All I saw was splashed paint. I wanted my mother to be like other mothers, who took their kids to amusement parks instead of the hushed sanctuaries of art museums.
After I left for college, Mom started to paint. She copied the colorful circles of Alexander Calder, bright primary hues encased by black outlines. I thought her renderings looked childish, something a preschooler could master. I didn’t know that budding artists were apprentices at first, copying famous works before embarking on their own styles, eventually tapping into their full imagination.
When my father retired, they moved to Florida. Mom was done being a housewife, as if her contract had expired. Every morning she left the cereal box and a bowl on the kitchen table for my father. Off she went to her newfound passion: sculpture.
Again, she copied the masters, leaning toward abstract works. She spent all day in an artist’s studio with her chisel, hammer and protective goggles. “It gets her nervous energy out,” my father said with a smile.
It was more than nervous energy that drove her to produce one creation after another: a large abstract circle with a hole in the center, a dolphin with a person hanging on its head and floating in the air, and a man bent into a contorted shape that Mary Lou Retton could never master.
Politely, I complimented Mom — secretly preferring realism. She was thrilled when a community center honored her with a one-woman show. Afterward she draped the prize ribbon over one of her favorites, a curvy white alabaster sculpture of two overlapping oval shapes, which Mom described as fish. I didn’t see it, but I began to admire the way she transformed amorphous stones into smoothly shaped works of art.
A corner of her apartment looked like a gallery, with figures perched on white stands of different heights.
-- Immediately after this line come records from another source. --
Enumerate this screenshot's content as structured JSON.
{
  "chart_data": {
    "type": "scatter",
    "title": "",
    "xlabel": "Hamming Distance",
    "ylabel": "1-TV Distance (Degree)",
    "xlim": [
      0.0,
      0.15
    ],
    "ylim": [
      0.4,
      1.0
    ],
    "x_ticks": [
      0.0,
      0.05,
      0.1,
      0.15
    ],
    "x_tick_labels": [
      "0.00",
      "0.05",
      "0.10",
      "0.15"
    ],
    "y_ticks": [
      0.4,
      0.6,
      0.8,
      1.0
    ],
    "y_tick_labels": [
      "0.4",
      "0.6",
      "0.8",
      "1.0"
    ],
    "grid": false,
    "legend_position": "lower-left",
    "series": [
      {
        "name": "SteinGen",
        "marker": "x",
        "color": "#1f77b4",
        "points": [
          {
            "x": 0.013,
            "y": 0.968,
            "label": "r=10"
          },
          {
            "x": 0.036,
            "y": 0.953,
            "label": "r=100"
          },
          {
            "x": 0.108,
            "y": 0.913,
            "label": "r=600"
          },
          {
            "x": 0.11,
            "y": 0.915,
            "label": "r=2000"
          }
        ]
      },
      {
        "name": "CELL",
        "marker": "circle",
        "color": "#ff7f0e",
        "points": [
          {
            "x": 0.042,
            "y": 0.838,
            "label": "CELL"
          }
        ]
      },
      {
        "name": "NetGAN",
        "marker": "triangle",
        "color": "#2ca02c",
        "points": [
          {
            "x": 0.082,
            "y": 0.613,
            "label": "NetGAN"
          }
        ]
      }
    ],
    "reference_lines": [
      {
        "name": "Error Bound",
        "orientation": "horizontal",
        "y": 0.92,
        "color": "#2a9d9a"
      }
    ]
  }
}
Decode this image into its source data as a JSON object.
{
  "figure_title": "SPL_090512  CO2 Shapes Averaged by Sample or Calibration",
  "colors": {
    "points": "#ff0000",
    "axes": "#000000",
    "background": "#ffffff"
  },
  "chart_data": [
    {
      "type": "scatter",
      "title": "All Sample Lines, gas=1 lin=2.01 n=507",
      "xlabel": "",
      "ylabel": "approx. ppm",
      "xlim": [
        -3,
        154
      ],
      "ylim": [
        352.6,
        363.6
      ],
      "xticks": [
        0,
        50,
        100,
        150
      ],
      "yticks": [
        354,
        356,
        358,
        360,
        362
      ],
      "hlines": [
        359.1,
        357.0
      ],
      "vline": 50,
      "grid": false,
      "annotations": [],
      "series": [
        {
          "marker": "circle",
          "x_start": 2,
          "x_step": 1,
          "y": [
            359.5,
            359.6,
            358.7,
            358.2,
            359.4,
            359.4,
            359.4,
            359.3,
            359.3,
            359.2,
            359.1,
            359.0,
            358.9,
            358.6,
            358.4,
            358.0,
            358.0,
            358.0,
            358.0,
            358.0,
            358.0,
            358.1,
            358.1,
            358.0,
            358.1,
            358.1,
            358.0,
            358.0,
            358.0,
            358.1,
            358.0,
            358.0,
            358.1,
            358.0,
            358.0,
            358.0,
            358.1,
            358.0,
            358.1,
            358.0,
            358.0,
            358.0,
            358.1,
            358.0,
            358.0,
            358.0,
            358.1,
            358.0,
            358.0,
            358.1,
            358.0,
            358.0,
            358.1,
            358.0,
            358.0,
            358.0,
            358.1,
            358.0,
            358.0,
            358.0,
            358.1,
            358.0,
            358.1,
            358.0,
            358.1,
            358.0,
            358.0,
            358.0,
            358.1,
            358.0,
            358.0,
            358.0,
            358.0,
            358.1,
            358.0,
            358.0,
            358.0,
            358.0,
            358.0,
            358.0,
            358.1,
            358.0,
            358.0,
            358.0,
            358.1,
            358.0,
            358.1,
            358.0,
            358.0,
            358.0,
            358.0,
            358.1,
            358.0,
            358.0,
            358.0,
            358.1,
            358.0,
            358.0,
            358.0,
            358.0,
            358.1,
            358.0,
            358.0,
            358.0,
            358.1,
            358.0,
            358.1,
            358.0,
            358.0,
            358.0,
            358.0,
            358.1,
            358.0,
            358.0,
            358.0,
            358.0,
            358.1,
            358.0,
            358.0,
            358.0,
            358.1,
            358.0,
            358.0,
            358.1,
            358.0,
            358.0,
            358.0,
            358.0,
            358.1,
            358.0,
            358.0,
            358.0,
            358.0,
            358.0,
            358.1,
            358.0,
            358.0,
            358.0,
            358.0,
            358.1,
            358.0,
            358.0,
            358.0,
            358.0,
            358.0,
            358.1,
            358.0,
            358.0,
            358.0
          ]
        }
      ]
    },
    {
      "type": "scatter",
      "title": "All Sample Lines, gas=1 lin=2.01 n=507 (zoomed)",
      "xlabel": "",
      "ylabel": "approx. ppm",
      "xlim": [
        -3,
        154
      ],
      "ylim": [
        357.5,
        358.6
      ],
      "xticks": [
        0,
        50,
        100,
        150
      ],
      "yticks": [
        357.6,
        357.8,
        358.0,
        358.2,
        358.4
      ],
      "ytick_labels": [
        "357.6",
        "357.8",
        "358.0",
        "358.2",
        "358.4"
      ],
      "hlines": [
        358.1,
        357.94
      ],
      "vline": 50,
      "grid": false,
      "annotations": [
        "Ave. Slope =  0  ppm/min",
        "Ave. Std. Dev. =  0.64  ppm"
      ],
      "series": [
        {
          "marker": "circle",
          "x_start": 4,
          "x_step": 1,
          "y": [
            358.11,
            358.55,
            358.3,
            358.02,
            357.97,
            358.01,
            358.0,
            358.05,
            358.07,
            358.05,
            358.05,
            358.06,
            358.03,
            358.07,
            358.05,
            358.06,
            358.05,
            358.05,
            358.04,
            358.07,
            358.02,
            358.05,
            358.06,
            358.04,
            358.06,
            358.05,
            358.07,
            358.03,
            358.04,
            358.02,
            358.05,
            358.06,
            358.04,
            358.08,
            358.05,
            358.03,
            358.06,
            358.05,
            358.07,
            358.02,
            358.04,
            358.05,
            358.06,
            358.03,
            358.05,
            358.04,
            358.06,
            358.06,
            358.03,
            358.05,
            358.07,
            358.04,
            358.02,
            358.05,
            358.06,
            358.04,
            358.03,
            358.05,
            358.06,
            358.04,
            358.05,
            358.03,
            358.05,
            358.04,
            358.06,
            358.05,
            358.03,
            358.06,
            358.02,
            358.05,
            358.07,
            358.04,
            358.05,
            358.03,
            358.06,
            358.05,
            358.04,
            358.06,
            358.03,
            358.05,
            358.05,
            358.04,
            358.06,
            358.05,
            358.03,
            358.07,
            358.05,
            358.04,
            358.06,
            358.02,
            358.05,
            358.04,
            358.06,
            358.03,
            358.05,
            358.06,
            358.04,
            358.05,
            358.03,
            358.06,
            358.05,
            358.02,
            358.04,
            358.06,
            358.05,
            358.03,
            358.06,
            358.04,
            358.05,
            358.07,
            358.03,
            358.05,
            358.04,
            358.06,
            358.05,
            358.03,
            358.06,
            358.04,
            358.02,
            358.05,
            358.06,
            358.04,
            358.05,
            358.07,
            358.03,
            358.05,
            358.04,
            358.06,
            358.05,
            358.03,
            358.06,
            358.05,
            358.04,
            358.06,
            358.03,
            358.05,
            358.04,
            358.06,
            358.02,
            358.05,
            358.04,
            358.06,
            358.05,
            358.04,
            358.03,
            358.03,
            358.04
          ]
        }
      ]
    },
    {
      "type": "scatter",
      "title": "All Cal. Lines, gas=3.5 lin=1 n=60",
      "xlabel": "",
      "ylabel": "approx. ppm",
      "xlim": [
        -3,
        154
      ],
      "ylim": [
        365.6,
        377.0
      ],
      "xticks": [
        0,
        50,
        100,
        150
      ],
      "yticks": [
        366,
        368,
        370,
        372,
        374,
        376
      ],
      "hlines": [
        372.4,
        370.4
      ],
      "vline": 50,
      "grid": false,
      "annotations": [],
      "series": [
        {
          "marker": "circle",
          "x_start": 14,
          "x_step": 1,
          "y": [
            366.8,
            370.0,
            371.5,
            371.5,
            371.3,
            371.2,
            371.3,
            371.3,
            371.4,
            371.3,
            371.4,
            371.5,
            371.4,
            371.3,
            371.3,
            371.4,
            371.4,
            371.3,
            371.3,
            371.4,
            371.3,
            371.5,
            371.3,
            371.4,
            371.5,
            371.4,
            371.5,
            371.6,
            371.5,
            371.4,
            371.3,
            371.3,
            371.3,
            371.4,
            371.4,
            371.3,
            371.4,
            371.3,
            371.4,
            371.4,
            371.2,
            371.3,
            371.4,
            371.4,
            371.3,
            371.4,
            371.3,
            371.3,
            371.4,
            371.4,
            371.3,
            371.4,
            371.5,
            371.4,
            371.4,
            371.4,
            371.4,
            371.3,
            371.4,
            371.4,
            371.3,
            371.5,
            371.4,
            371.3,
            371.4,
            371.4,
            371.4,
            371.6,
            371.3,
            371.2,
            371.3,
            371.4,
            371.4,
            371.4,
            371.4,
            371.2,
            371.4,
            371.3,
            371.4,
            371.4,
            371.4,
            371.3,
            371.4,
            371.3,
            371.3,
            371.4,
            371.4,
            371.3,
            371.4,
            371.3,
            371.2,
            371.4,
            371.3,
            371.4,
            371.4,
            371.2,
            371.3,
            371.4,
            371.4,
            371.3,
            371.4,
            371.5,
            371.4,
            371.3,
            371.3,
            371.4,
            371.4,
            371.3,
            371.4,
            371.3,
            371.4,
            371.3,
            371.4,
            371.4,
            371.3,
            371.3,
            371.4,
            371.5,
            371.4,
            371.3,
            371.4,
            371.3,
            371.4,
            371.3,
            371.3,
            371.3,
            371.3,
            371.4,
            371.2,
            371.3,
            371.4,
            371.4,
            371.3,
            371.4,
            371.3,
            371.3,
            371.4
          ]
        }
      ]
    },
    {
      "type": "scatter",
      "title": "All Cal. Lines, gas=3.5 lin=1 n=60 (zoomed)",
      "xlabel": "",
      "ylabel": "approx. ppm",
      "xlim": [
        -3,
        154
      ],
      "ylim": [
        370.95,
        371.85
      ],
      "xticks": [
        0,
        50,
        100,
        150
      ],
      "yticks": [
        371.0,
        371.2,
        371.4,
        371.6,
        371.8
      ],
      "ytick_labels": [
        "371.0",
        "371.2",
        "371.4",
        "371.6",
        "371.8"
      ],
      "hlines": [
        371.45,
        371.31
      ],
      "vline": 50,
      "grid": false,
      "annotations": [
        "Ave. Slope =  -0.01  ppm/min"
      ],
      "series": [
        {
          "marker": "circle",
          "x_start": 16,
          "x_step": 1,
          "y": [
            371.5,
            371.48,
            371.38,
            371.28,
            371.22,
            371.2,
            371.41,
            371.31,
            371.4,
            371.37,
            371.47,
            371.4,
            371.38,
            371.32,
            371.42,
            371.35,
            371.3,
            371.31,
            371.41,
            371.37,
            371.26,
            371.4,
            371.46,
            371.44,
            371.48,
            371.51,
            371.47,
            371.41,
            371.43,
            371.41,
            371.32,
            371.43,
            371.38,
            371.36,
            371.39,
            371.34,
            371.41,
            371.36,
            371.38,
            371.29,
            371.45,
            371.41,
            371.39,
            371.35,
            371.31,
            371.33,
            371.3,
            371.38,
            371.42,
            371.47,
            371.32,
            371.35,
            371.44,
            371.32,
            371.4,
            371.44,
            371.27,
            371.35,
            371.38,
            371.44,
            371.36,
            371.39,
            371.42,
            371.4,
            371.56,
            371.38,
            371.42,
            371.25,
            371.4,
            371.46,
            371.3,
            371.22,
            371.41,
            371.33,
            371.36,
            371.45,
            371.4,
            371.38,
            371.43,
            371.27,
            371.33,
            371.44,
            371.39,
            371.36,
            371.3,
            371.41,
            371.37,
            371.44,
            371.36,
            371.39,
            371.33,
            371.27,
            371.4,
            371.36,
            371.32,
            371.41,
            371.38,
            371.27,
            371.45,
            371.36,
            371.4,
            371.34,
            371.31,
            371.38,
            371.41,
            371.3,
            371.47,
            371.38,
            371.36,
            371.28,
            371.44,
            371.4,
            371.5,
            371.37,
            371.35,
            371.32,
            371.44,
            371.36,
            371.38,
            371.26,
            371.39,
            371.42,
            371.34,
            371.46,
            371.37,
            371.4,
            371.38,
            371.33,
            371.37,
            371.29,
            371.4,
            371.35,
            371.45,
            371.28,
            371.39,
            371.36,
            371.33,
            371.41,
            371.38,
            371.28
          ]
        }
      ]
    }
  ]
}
During my visits, I gravitated toward a woman sitting on a backless bench, hands folded, pensively tilting her head off into the distance.
“I know you always liked this one,” Mom said, stroking the brown-and-white marbleized woman. “It’ll be yours after I’m gone,” adding that the ballerina, standing on one leg with graceful arms reaching toward the sky, was for my daughter.
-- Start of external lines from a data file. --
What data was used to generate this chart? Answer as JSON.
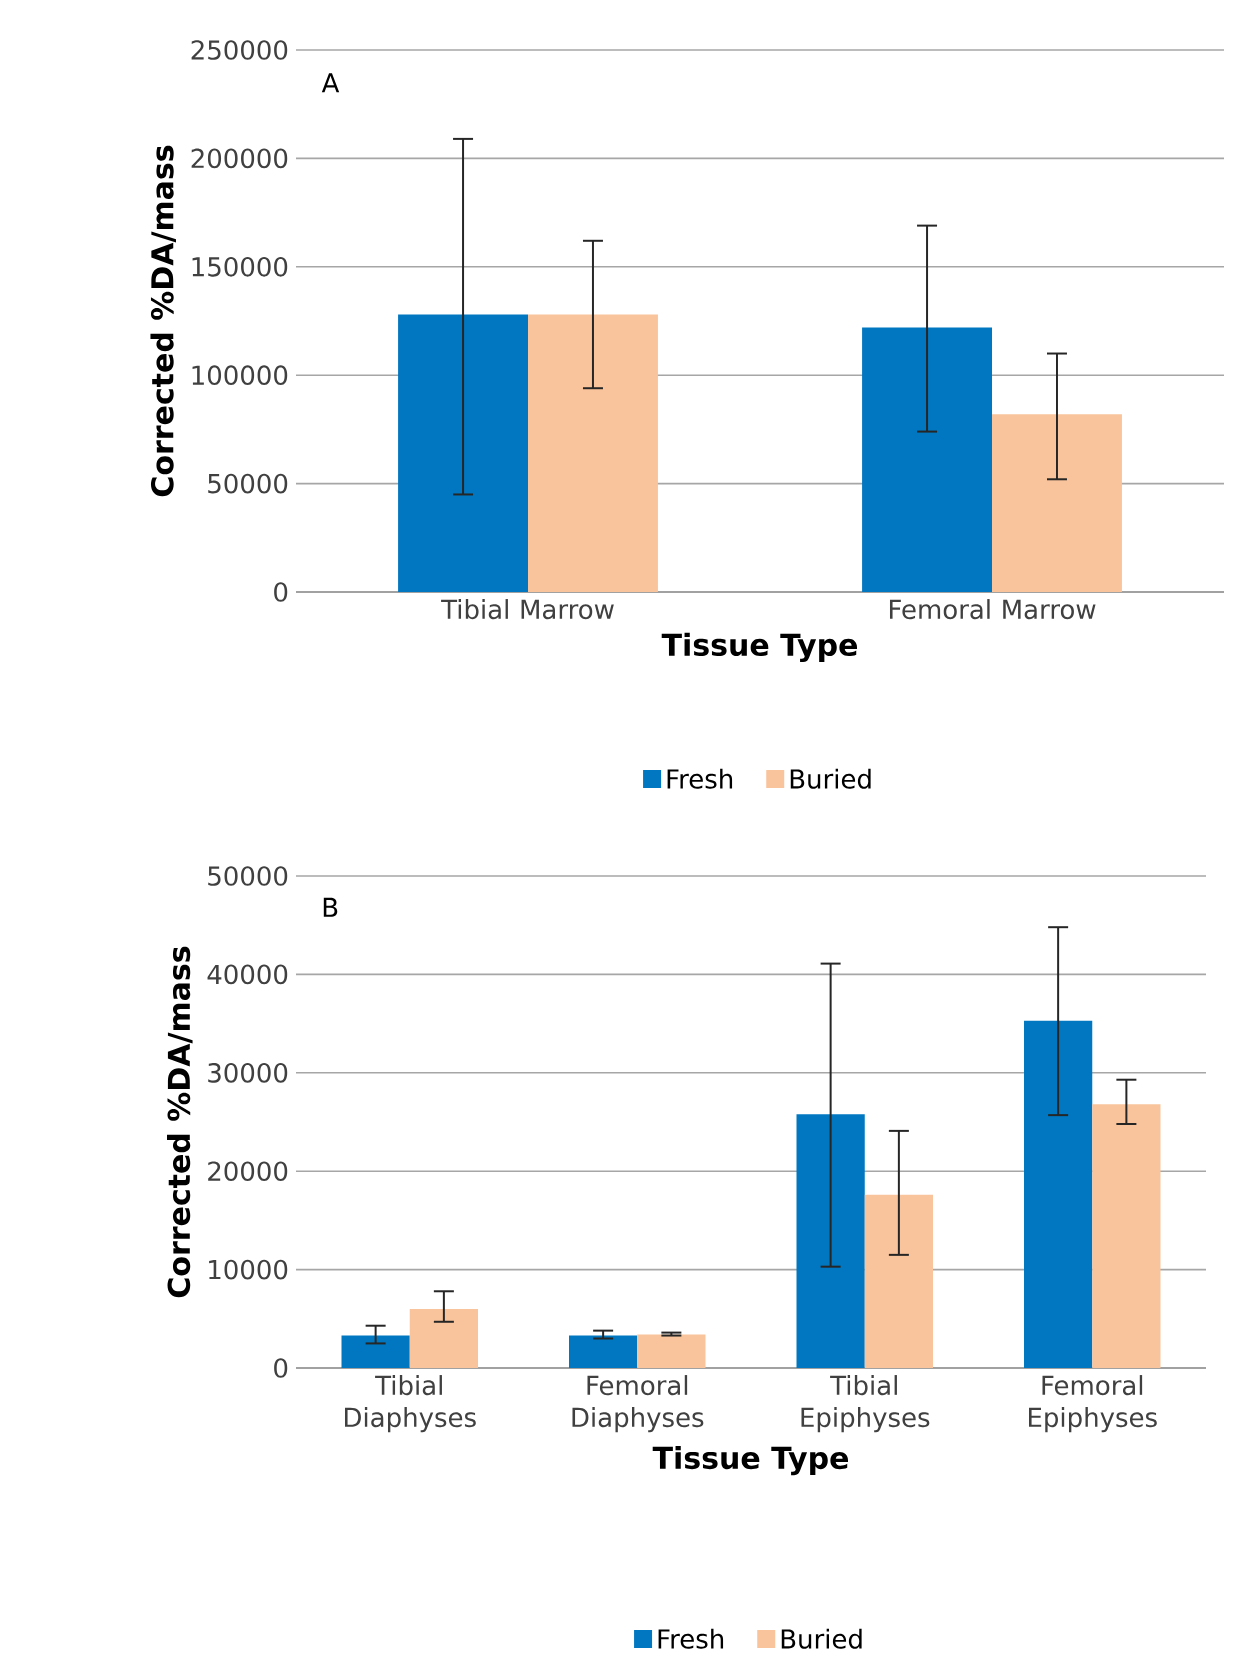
{
  "chart_data": [
    {
      "type": "bar",
      "xlabel": "Tissue Type",
      "ylabel": "Corrected %DA/mass",
      "categories": [
        "Tibial Marrow",
        "Femoral Marrow"
      ],
      "series": [
        {
          "name": "Fresh",
          "color": "#0077c0",
          "values": [
            128000,
            122000
          ],
          "errors": [
            [
              45000,
              209000
            ],
            [
              74000,
              169000
            ]
          ]
        },
        {
          "name": "Buried",
          "color": "#f9c39b",
          "values": [
            128000,
            82000
          ],
          "errors": [
            [
              94000,
              162000
            ],
            [
              52000,
              110000
            ]
          ]
        }
      ],
      "ylim": [
        0,
        250000
      ],
      "yticks": [
        0,
        50000,
        100000,
        150000,
        200000,
        250000
      ],
      "grid": "y",
      "legend": "bottom",
      "annotations": [
        "A"
      ]
    },
    {
      "type": "bar",
      "xlabel": "Tissue Type",
      "ylabel": "Corrected %DA/mass",
      "categories": [
        "Tibial Diaphyses",
        "Femoral Diaphyses",
        "Tibial Epiphyses",
        "Femoral Epiphyses"
      ],
      "series": [
        {
          "name": "Fresh",
          "color": "#0077c0",
          "values": [
            3300,
            3300,
            25800,
            35300
          ],
          "errors": [
            [
              2500,
              4300
            ],
            [
              3000,
              3800
            ],
            [
              10300,
              41100
            ],
            [
              25700,
              44800
            ]
          ]
        },
        {
          "name": "Buried",
          "color": "#f9c39b",
          "values": [
            6000,
            3400,
            17600,
            26800
          ],
          "errors": [
            [
              4700,
              7800
            ],
            [
              3300,
              3600
            ],
            [
              11500,
              24100
            ],
            [
              24800,
              29300
            ]
          ]
        }
      ],
      "ylim": [
        0,
        50000
      ],
      "yticks": [
        0,
        10000,
        20000,
        30000,
        40000,
        50000
      ],
      "grid": "y",
      "legend": "bottom",
      "annotations": [
        "B"
      ]
    }
  ]
}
My daughter had long given up ballet for soccer, but that was how Mom wanted to remember her eighth and last grandchild. And she wanted us to remember her as a reinvented housewife.
After Mom died at the age of 96, her children, grandchildren and great-grandchildren gathered in her apartment to select artworks from her collection. They marveled at dozens of sculptures, loose in a museum when all the treasures were free. Each sculpture came with a memory of my mother’s determination and artistic nature. Family members toted the heavy stones out in wheelbarrows.
The next day I received an email from one of the great-grandchildren: “A part of Grandma lives on through her art. I’m grateful for this everlasting gift.”
I found a newspaper clipping among my mother’s possessions, a feature story about lifelong learning. There was my 92-year-old mother’s photo in a sculpting class under the title: “DISCOVERING TALENTS.” She discovered her true talent in her 60s, leaving behind a permanent vision for the next two generations. She might not have been widely known to the world, but to her family, she was famous. Mom’s hopes of becoming a teacher had been squashed by poverty, but she evolved into a confident, proud artist.
Living in a small city apartment, I could only ship home a small selection for my own collection. The seated woman remains my favorite. I think of it as a self-portrait. Whenever I pass it, I’m reminded that it’s never too late for dreams to be realized with courage, persistence and grit.